As with 'Top Charts', you can order your data by different fields. While the fields are self explanatory, some securities might be differently ranked at different timestamps, so even with n results the actualy number of records in the datatable might be lowers as after fetching 2 sets of n results I only keep the intersect. Since tweets and posts only change once a day their minimum lookback period is one day.

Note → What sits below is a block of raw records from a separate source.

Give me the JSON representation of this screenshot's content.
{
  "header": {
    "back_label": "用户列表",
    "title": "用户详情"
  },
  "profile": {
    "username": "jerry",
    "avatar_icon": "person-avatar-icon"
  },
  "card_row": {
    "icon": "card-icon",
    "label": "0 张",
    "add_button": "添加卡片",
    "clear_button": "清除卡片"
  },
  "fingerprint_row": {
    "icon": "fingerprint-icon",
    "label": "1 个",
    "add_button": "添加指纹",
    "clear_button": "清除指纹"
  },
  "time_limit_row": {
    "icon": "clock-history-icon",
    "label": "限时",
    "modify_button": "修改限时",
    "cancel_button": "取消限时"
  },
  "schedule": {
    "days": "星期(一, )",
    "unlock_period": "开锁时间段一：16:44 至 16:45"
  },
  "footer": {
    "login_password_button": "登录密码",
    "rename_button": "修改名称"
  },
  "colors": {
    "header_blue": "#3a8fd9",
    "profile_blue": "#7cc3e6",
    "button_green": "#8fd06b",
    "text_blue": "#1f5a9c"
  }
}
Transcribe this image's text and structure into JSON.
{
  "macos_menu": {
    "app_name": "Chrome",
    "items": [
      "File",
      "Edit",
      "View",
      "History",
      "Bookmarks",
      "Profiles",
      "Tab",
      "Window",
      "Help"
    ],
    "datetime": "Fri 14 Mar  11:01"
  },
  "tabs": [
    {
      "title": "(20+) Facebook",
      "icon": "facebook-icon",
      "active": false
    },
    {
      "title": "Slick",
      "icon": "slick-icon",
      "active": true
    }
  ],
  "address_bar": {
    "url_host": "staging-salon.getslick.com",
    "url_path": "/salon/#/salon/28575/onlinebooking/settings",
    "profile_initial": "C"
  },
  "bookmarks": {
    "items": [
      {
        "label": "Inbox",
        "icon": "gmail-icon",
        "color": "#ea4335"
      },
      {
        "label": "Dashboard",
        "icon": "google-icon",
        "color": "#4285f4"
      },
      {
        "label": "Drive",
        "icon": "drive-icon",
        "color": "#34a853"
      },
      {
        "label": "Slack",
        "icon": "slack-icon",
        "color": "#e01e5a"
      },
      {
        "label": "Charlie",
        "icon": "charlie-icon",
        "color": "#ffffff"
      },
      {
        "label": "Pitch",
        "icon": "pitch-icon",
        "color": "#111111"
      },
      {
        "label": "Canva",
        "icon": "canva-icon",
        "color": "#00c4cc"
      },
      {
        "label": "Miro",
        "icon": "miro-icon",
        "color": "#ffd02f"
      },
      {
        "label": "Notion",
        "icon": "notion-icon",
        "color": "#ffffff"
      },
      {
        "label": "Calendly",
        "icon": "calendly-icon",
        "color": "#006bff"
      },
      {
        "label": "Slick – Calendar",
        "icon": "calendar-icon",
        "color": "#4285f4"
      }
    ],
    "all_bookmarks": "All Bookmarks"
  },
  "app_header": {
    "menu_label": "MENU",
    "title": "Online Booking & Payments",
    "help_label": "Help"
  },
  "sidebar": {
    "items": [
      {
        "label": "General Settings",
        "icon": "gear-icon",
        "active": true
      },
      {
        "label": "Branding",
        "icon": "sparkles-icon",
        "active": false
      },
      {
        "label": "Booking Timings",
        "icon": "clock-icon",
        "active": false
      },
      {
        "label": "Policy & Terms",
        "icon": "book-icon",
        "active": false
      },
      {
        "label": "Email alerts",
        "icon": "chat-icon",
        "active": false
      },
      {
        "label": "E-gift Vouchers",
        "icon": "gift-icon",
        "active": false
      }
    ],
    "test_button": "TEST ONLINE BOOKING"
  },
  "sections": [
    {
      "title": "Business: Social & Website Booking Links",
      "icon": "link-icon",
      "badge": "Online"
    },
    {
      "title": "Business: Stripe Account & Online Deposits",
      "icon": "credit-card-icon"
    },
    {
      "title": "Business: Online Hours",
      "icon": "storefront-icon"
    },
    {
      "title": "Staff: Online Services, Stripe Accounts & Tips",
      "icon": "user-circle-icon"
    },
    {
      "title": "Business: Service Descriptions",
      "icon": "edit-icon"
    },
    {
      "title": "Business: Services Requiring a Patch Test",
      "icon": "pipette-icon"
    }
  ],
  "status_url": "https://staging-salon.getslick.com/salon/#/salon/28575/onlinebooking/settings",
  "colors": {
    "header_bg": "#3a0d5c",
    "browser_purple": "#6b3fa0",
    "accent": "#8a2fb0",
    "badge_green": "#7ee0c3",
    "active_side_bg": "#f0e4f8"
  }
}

'Period' allows you to choose a lookback range, where '5M', '15M' and '30M' refer to 5,15 and 30 minutes respectively. This essentially lets you compare the latest values for a selected field with old ones on a market wide scale. This makes 2 queries to fetches n results from the database for the two different timestamps, and then first filters out any results that were in one of the queries but not in the other. Then, with the intersect results it calculates changes in each field and generates a fully sortable data table (Click headers to sort by that field). 'H' refers to 1 hour, 'T' refers to today (9:30 to Now), 'D' refers to one day ago, and finally 'W' refers to this current week (9:30 Monday to Now).

The 'Starting' and 'Ending' range sliders let you choose the minimum and maximum values for the 2 queries. They filter results from the first and second query respectively. Since you are limited to 4000 results, this can be very useful to filter your search even more. For example, you can set the sliders to 500 - 50000 volume, to target less popular stocks, or even the opposite like 100000 - 5000000. You can even have them be different for the two queries to track large movements between ranges. For example, you can order by 'Calls' then set the starting values to 100 - 50000, and the ending ones to 100000-250000, or literally any combination. Ideally you should never even need 4000 results. The minimum and maximum values of course change with the chosen field to order by. I highly encourage you to use these extensively as they not only help you focus your search but also save me a lot on costs.

'Relative' is just an option that locally changes all values from absolute to instead percent of change. This is local and not part of the query.